Professor Caroline Springer, director of the drug discovery unit at the Cancer Research UK Manchester Institute, said: “Faulty KRAS signalling in cancer was identified over 35 years ago and yet, we still cannot block this pathway effectively. Our new drug stops the function of two critical growth pathways in KRAS-driven cells and has shown to be more effective than current drugs that only block one part of the pathway. We now need to run broader clinical trials to see how many cancer patients could benefit from this drug.”
Professor Richard Marais, director of the Cancer Research UK Manchester Institute, said: “Cancers with a KRAS gene change have been notoriously difficult to treat. Because current drugs that target KRAS are only able to block one part of the pathway, cancer cells can easily outmanoeuvre treatments. It’s extremely encouraging to see that the impressive effects of the drug in the lab are already also showing promise in early-stage trials that include hard-to-treat cancers.”

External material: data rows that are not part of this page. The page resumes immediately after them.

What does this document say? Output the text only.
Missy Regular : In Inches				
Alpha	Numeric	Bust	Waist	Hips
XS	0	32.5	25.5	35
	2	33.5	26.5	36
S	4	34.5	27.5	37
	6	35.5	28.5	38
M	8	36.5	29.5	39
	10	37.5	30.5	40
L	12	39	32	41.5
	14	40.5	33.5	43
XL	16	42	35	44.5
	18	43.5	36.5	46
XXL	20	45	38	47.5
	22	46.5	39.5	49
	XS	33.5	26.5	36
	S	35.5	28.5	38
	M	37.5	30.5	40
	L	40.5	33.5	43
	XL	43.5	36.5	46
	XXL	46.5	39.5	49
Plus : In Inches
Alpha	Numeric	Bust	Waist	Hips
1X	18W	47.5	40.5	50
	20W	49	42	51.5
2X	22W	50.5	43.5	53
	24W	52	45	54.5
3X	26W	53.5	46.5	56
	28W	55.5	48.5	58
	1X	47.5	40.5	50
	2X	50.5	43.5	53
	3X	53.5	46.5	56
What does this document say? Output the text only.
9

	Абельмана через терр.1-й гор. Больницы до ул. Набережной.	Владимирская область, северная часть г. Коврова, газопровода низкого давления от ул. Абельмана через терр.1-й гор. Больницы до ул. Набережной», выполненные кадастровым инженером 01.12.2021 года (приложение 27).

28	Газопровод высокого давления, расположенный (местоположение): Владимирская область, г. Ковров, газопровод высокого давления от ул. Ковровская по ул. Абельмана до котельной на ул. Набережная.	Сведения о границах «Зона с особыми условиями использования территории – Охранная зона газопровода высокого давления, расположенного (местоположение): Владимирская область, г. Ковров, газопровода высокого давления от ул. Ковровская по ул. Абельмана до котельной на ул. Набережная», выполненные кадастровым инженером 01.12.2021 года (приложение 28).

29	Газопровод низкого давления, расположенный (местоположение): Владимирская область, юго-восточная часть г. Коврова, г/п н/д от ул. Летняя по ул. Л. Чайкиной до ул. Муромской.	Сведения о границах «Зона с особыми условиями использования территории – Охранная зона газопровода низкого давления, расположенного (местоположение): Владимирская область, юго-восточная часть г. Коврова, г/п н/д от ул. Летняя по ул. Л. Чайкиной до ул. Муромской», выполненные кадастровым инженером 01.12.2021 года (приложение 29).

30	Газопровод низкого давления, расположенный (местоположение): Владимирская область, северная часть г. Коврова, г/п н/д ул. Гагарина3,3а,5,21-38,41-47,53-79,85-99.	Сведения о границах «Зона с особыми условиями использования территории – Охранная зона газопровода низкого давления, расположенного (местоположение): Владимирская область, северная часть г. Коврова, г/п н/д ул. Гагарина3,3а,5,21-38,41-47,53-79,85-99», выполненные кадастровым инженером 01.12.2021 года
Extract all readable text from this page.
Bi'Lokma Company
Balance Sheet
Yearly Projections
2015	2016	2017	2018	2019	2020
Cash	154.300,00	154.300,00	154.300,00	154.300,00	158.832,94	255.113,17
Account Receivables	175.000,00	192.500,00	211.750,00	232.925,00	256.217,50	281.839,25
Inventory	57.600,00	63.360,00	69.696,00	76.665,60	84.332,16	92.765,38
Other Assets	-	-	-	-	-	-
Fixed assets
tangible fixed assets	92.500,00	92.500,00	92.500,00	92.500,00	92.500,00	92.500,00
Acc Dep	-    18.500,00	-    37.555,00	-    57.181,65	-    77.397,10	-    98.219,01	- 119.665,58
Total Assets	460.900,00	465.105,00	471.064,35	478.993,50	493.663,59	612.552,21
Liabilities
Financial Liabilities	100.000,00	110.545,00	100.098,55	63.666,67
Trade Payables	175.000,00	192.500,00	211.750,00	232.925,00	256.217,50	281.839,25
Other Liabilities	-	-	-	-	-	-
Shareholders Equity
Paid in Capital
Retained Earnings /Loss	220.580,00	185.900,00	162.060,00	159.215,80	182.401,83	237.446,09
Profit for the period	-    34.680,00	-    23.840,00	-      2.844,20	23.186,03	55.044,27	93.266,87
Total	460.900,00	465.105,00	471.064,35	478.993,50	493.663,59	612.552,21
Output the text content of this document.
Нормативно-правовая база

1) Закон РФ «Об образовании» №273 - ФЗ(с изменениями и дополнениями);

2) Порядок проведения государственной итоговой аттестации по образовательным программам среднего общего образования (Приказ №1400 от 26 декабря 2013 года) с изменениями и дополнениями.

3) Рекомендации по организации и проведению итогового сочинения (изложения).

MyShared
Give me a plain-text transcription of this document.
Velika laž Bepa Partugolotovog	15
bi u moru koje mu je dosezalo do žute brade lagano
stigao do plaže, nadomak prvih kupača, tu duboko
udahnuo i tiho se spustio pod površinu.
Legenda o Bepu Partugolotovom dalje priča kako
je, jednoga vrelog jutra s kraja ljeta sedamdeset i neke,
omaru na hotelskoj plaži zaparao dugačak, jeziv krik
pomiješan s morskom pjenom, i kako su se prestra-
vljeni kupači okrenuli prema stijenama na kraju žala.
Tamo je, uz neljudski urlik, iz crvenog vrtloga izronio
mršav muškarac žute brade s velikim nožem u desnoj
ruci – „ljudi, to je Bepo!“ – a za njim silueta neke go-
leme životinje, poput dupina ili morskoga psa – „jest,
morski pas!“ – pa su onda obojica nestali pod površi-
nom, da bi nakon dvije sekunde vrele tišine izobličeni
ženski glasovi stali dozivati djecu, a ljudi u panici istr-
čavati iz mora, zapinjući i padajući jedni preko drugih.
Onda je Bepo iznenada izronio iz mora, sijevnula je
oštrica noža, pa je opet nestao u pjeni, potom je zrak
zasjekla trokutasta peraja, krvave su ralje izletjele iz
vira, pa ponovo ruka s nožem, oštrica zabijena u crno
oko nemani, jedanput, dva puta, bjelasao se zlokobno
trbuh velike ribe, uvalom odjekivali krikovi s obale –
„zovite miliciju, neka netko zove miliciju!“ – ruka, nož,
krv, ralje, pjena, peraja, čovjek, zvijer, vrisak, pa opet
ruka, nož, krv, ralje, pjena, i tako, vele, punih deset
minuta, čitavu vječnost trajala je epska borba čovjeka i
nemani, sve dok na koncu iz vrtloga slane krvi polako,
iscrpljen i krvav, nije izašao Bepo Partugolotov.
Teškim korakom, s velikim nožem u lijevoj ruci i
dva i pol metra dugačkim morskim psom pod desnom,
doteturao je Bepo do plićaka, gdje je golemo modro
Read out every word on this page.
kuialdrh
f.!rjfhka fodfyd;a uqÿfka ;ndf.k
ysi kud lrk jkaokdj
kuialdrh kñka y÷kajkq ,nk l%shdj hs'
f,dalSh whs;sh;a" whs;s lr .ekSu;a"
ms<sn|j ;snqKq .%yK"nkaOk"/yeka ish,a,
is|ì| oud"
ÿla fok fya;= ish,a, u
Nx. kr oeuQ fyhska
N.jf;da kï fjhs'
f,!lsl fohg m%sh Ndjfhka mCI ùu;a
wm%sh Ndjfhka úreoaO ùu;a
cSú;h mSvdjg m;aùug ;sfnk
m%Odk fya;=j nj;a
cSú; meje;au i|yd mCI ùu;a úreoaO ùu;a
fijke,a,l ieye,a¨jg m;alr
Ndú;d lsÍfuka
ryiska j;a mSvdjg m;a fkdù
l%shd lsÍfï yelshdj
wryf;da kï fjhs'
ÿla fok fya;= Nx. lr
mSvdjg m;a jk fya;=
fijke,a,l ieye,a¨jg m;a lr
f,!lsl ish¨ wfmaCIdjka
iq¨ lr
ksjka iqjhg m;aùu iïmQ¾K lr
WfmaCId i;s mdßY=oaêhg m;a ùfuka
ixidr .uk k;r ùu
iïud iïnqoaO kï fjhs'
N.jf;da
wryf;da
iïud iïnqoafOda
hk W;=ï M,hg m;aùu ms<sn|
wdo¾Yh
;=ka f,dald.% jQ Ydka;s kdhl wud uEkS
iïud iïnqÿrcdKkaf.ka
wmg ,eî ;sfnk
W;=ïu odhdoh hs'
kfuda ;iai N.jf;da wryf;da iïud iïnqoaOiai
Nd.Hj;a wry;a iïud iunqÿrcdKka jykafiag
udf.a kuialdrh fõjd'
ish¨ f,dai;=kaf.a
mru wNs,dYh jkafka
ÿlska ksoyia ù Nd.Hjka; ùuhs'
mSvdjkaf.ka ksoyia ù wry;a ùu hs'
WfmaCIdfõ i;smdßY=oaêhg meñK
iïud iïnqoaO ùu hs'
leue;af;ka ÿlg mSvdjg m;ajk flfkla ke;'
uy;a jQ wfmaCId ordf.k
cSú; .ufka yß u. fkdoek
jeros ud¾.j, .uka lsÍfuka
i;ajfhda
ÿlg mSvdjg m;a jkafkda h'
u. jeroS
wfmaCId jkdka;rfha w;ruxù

Michelle Mitchell, chief executive of Cancer Research UK, said: “This study has built upon almost 20 years of Cancer Research UK-funded research, and shows the importance of investing in basic research in the lab, which unpicks the biology of cancer. Breakthroughs in science are all about small steps that can lead to great change, and these results have brought us closer to a potential new option for people with these difficult-to-treat cancers.”
* Mutations in KRAS are found in ~90% of pancreatic adenocarcinomas (the most common type of pancreatic cancer); ~35% of colorectal cancers; ~25% of non-small-cell lung cancers (the most common type of lung cancer).
** KRAS inhibitors that just target the RAF or SRC component were used, and a combination of RAF and SRC inhibitors were also used.